Время прошло, ветер стих, вонь усилилась – в эпоху, когда героизмом стал отказ от участия в общем подванивании, Соловьев, безусловно, был героем. В 2009-м он снял многострадальную «Анну Каренину», так толком и не вышедшую на экраны, несмотря на пышные премьеры в обеих русских столицах (я смотрел ее в Петербурге в Михайловском театре). Это был уже зрелый, умный, точный Соловьев эпохи не столько безвременья, сколько безветренья, у которого Олег Янковский сыграл, кажется, последнюю и точно лучшую роль: Каренина. Который безумно, безумно, безумно влюблен – и который раздираем между этой безумной любовью и долгом службы (он ведь не купец, не фабрикант, а государев слуга), и который все понимает, что с Анной происходит, и понимает, что произойдет, и понимает, что не остановит, но понимает – отчаянно, корчась в любви! – что хотя бы должен попытаться предупредить. Античная трагедия, однако. И глядя на нее, я вспоминал, что Леонид Филатов тоже сыграл свою лучшую роль у Соловьева – в «Избранных». Там тоже была античная трагедия у человека, носящего шляпу и обкусывающего ногти, сбежавшего из нацистской античной трагедии аристократа - и угодившего в латиноамериканский водевиль, который для него оборачивается снова трагедией. Блестящее и, к сожалению, недооцененное кино.

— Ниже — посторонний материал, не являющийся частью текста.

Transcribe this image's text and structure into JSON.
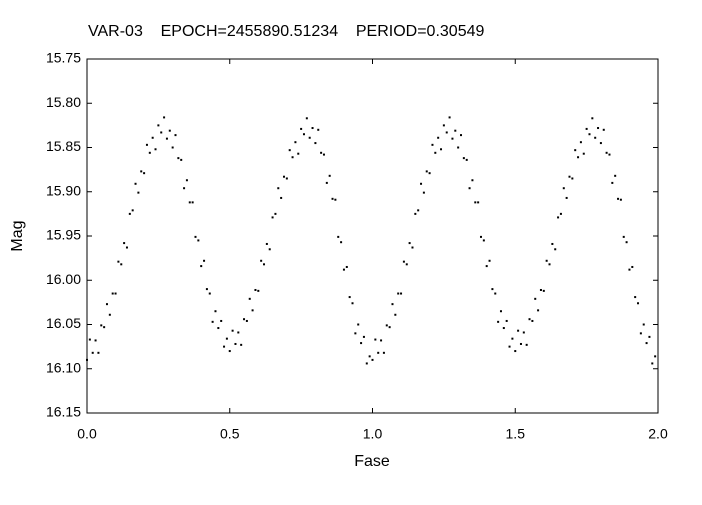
{
  "chart_data": {
    "type": "scatter",
    "title": "VAR-03    EPOCH=2455890.51234    PERIOD=0.30549",
    "xlabel": "Fase",
    "ylabel": "Mag",
    "color": "#000000",
    "yaxis_inverted": true,
    "grid": false,
    "xlim": [
      0,
      2
    ],
    "xticks": [
      {
        "value": 0,
        "label": "0.0"
      },
      0.5,
      {
        "value": 1,
        "label": "1.0"
      },
      1.5,
      {
        "value": 2,
        "label": "2.0"
      }
    ],
    "ylim": [
      15.75,
      16.15
    ],
    "yticks": [
      15.75,
      {
        "value": 15.8,
        "label": "15.80"
      },
      15.85,
      {
        "value": 15.9,
        "label": "15.90"
      },
      15.95,
      {
        "value": 16,
        "label": "16.00"
      },
      16.05,
      {
        "value": 16.1,
        "label": "16.10"
      },
      16.15
    ],
    "x": [
      0.0,
      0.01,
      0.02,
      0.03,
      0.04,
      0.05,
      0.06,
      0.07,
      0.08,
      0.09,
      0.1,
      0.11,
      0.12,
      0.13,
      0.14,
      0.15,
      0.16,
      0.17,
      0.18,
      0.19,
      0.2,
      0.21,
      0.22,
      0.23,
      0.24,
      0.25,
      0.26,
      0.27,
      0.28,
      0.29,
      0.3,
      0.31,
      0.32,
      0.33,
      0.34,
      0.35,
      0.36,
      0.37,
      0.38,
      0.39,
      0.4,
      0.41,
      0.42,
      0.43,
      0.44,
      0.45,
      0.46,
      0.47,
      0.48,
      0.49,
      0.5,
      0.51,
      0.52,
      0.53,
      0.54,
      0.55,
      0.56,
      0.57,
      0.58,
      0.59,
      0.6,
      0.61,
      0.62,
      0.63,
      0.64,
      0.65,
      0.66,
      0.67,
      0.68,
      0.69,
      0.7,
      0.71,
      0.72,
      0.73,
      0.74,
      0.75,
      0.76,
      0.77,
      0.78,
      0.79,
      0.8,
      0.81,
      0.82,
      0.83,
      0.84,
      0.85,
      0.86,
      0.87,
      0.88,
      0.89,
      0.9,
      0.91,
      0.92,
      0.93,
      0.94,
      0.95,
      0.96,
      0.97,
      0.98,
      0.99,
      1.0,
      1.01,
      1.02,
      1.03,
      1.04,
      1.05,
      1.06,
      1.07,
      1.08,
      1.09,
      1.1,
      1.11,
      1.12,
      1.13,
      1.14,
      1.15,
      1.16,
      1.17,
      1.18,
      1.19,
      1.2,
      1.21,
      1.22,
      1.23,
      1.24,
      1.25,
      1.26,
      1.27,
      1.28,
      1.29,
      1.3,
      1.31,
      1.32,
      1.33,
      1.34,
      1.35,
      1.36,
      1.37,
      1.38,
      1.39,
      1.4,
      1.41,
      1.42,
      1.43,
      1.44,
      1.45,
      1.46,
      1.47,
      1.48,
      1.49,
      1.5,
      1.51,
      1.52,
      1.53,
      1.54,
      1.55,
      1.56,
      1.57,
      1.58,
      1.59,
      1.6,
      1.61,
      1.62,
      1.63,
      1.64,
      1.65,
      1.66,
      1.67,
      1.68,
      1.69,
      1.7,
      1.71,
      1.72,
      1.73,
      1.74,
      1.75,
      1.76,
      1.77,
      1.78,
      1.79,
      1.8,
      1.81,
      1.82,
      1.83,
      1.84,
      1.85,
      1.86,
      1.87,
      1.88,
      1.89,
      1.9,
      1.91,
      1.92,
      1.93,
      1.94,
      1.95,
      1.96,
      1.97,
      1.98,
      1.99
    ],
    "values": [
      16.09,
      16.067,
      16.082,
      16.068,
      16.082,
      16.051,
      16.053,
      16.027,
      16.039,
      16.015,
      16.015,
      15.979,
      15.982,
      15.958,
      15.963,
      15.925,
      15.921,
      15.891,
      15.901,
      15.877,
      15.879,
      15.847,
      15.856,
      15.839,
      15.852,
      15.825,
      15.833,
      15.816,
      15.84,
      15.831,
      15.85,
      15.836,
      15.862,
      15.864,
      15.896,
      15.887,
      15.912,
      15.912,
      15.951,
      15.955,
      15.984,
      15.978,
      16.01,
      16.015,
      16.047,
      16.035,
      16.054,
      16.046,
      16.075,
      16.066,
      16.08,
      16.057,
      16.072,
      16.059,
      16.073,
      16.044,
      16.046,
      16.021,
      16.034,
      16.011,
      16.012,
      15.978,
      15.982,
      15.959,
      15.965,
      15.929,
      15.925,
      15.896,
      15.907,
      15.883,
      15.885,
      15.853,
      15.861,
      15.844,
      15.857,
      15.829,
      15.835,
      15.817,
      15.839,
      15.828,
      15.845,
      15.83,
      15.856,
      15.858,
      15.89,
      15.882,
      15.908,
      15.909,
      15.951,
      15.957,
      15.988,
      15.985,
      16.019,
      16.026,
      16.06,
      16.05,
      16.071,
      16.064,
      16.094,
      16.086,
      16.09,
      16.067,
      16.082,
      16.068,
      16.082,
      16.051,
      16.053,
      16.027,
      16.039,
      16.015,
      16.015,
      15.979,
      15.982,
      15.958,
      15.963,
      15.925,
      15.921,
      15.891,
      15.901,
      15.877,
      15.879,
      15.847,
      15.856,
      15.839,
      15.852,
      15.825,
      15.833,
      15.816,
      15.84,
      15.831,
      15.85,
      15.836,
      15.862,
      15.864,
      15.896,
      15.887,
      15.912,
      15.912,
      15.951,
      15.955,
      15.984,
      15.978,
      16.01,
      16.015,
      16.047,
      16.035,
      16.054,
      16.046,
      16.075,
      16.066,
      16.08,
      16.057,
      16.072,
      16.059,
      16.073,
      16.044,
      16.046,
      16.021,
      16.034,
      16.011,
      16.012,
      15.978,
      15.982,
      15.959,
      15.965,
      15.929,
      15.925,
      15.896,
      15.907,
      15.883,
      15.885,
      15.853,
      15.861,
      15.844,
      15.857,
      15.829,
      15.835,
      15.817,
      15.839,
      15.828,
      15.845,
      15.83,
      15.856,
      15.858,
      15.89,
      15.882,
      15.908,
      15.909,
      15.951,
      15.957,
      15.988,
      15.985,
      16.019,
      16.026,
      16.06,
      16.05,
      16.071,
      16.064,
      16.094,
      16.086
    ]
  }
}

И я хотел бы, насколько можно, этим коротким текстом – простите мне еще раз высокопарность, в которой как в стиле больше немодности, чем неточности – присоединиться к венкам на могиле Сергея Соловьева. А цветком на венке пусть там будет старая короткая дневниковая запись – 1988 года – в которой речь об интервью, которое я когда-то у Соловьева брал для журнала «Аврора». Компьютера у меня не было, текст не сохранился, журнальные архивы мне из Германии недоступны, - но это совершенно неважно.
«4 января, Москва.
Часа два дожидался на «Мосфильме» Сергея Соловьёва: в итоге он промчался мимо меня, маленький, кругленький, бородатенький, и весь какой-то сразу очень свой. Я вспомнил, как Екатерина Васильева говорила, что он просто добрый и ласковый жеребенок, - такой вот замечательный лошадёнок на лугу... или она это про Никиту Михалкова говорила?
Соловьёв отдал завизированное «авроровское» интервью и полетел на сцену сказать пару слов перед показом «Ассы». Как всегда в подобных случаях, я ждал слов необыкновенных, понимая одновременно, что именно в таких условиях экспромты не задаются: они и не должны задаваться, когда просто нужно сказать пару слов перед тем, как погасить в зале свет. Всё оказалось именно так: Соловьев сказал пару совершенно обычных слов, сбежал вниз, выключили свет, начался фильм.
«Ассу» я смотрел, подняв морду, торчком поставив уши и вытянув перед собой лапы. На свет из кинозала вышел раскисшим, сентиментальным, желающим жить».
Год назад, что ли, я «Ассу» пересмотрел. Примерно так же, с ушами торчком. И закончил смотреть примерно с тем же чувством. Тридцати трех прошедших лет как не бывало.
Выключили свет, Соловьев ушел в темноту, продолжился фильм.